Oleh Nashih Nasrullah REPUBLIKA.CO.ID, Aisyah mengisahkan, seperti diriwayatkan Bukhari Muslim, hari Asyura adalah hari kesepuluh dari Muharam. Pada hari ini, konon Suku Quraisy telah berpuasa.
Demikian juga, Rasulullah di masa Jahiliah. Ini berlangsung hingga Rasul pindah ke Madinah. Karenanya, puasa Asyura pada masa pertama setelah hijrah masih berlaku wajib. Ini seperti tertuang di hadis Salamah bin al- Akwa’.
Status wajib ini beralih, setelah perintah puasa Ramadhan turun pada tahun kedua Hijriah. Dengan demikian, kewajiban Ramadhan telah menghapus kewajiban puasa Asyura yang hanya dihukumi sunah. Meskipun sunah, keutamaannya tak boleh dilupakan. Abu Hurairah menukil sebuah riwayat tentang keistimewaan puasa Asyura.
Dijelaskan bahwa puasa yang lebih utama setelah Ramadhan ialah puasa di bulan Muharam. Dan, shalat yang lebih utama derajatnya setelah shalat wajib ialah shalat tahajud. Imam Nawawi menjelaskan, mengapa Rasul lebih tampak berpuasa Sya’ban dibandingkan Muharam.
Menurutnya, bisa jadi ini karena beberapa faktor, misalnya keutamaan puasa Muharam itu terungkap di akhir hayatnya hingga ia belum sempat berpuasa atau karena ada uzur, seperti bepergian ataupun sakit. Ada banyak keutamaan berpuasa Muharam.
Riwayat Abu Qatadah al- Anshari menyebut, puasa Asyura menutupi dosa tahun lalu. Dosa yang dimaksud itu, menurut Imam Nawawi, adalah dosa kecil dan bukan dosa besar. Keutamaan lain, seperti dijelaskan oleh Ibnu Abbas.
Ia mengatakan bahwa tidaklah Rasulullah berpuasa dan mencari keutamaannya atas harihari lain, kecuali puasa pada hari ini (Asyura).

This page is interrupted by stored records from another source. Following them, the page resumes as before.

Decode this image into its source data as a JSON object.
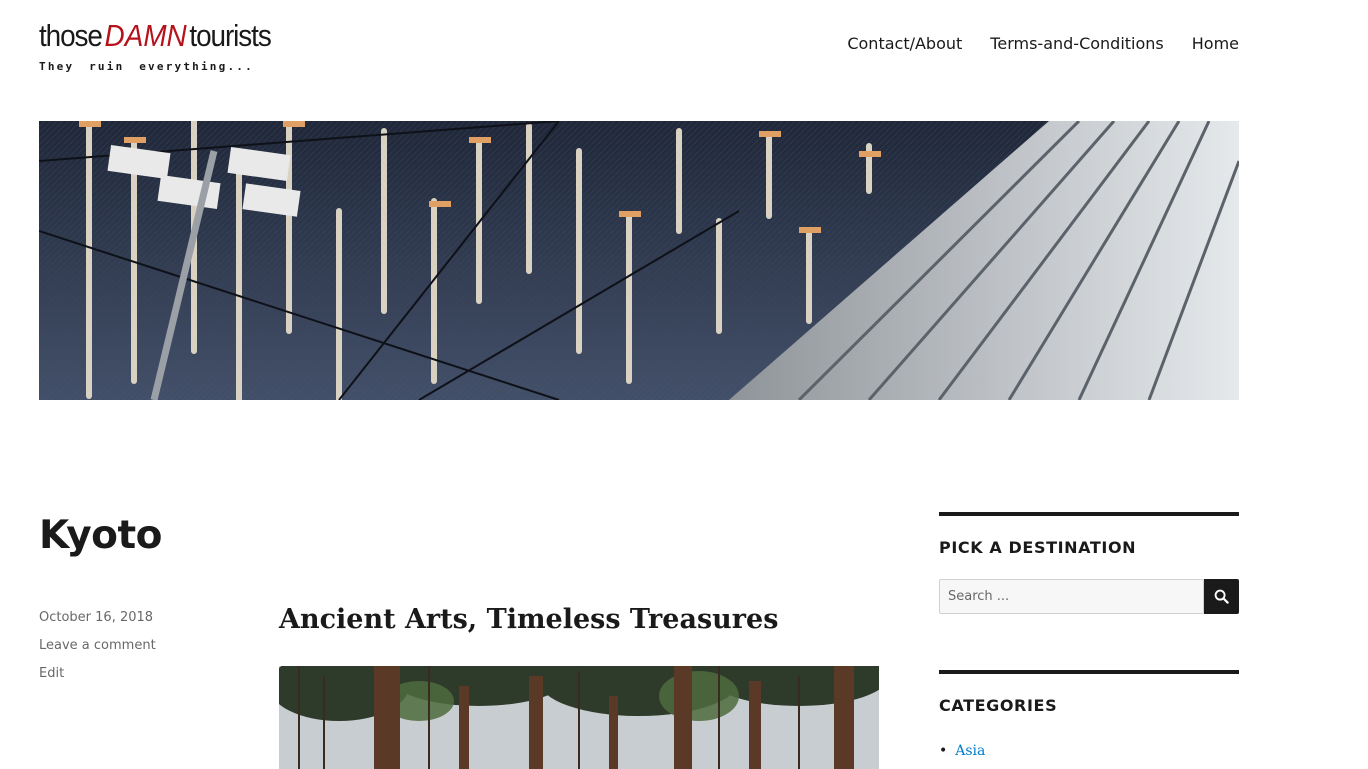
{
  "site": {
    "logo": {
      "part1": "those",
      "part2": "DAMN",
      "part3": "tourists",
      "tagline": "They ruin everything..."
    },
    "nav": [
      "Contact/About",
      "Terms-and-Conditions",
      "Home"
    ]
  },
  "post": {
    "title": "Kyoto",
    "date": "October 16, 2018",
    "comments_link": "Leave a comment",
    "edit_link": "Edit",
    "entry_title": "Ancient Arts, Timeless Treasures"
  },
  "sidebar": {
    "destination_widget": {
      "title": "PICK A DESTINATION",
      "search_placeholder": "Search ..."
    },
    "categories_widget": {
      "title": "CATEGORIES",
      "items": [
        "Asia"
      ]
    }
  },
  "colors": {
    "accent_link": "#007acc",
    "logo_red": "#b5121b",
    "text": "#1a1a1a",
    "meta": "#686868"
  }
}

Dan, tentunya, berpuasa Asyura adalah bentuk mengikuti sunah Nabi Musa AS atas rasa syukur telah diselamatkan Allah dari kejaran tentara Firaun.
Tradisi berpuasa Asyura ini pun ditradisikan dengan baik di kalangan sahabat dan anak-anak mereka. Ar- Rabi’ bin Afra’ mengatakan bahwa Rasulullah memerintahkan utusan pada pagi hari Asyura di desa-desa Anshar sekitar Madinah.
Rasul menyerukan, siapa yang telah berpuasa agar melanjutkannya dan barang siapa yang belum berniat puasa saat itu, segera meniatkan diri dan ikut berpuasa. Sejak itu, para sahabat selalu berpuasa Asyura dan mengajarkan anak mereka. Anak-anak tersebut diajak ke masjid dan diberikan mainan.
Bila mereka menangis, mainan itu diberikan kepada anak-anak tersebut hingga datang waktu berbuka. Ibnu Qoyyim dalam kitab Zaadul Ma’aad mengatakan, berdasarkan sejumlah riwayat yang ada, ada tiga urutan puasa Asyura, yaitu urutan pertama, ialah puasa tiga hari.
Puasa ini dilakukan tanggal 10 ditambah sehari sebelum dan sesudahnya (9,10,11). Menurutnya, ini yang paling sempurna dan memiliki banyak dasar hadis. Urutan kedua, puasa tanggal 9 dan 10. Dan ketiga, puasa satu hari saja, yaitu pada 10 Muharam.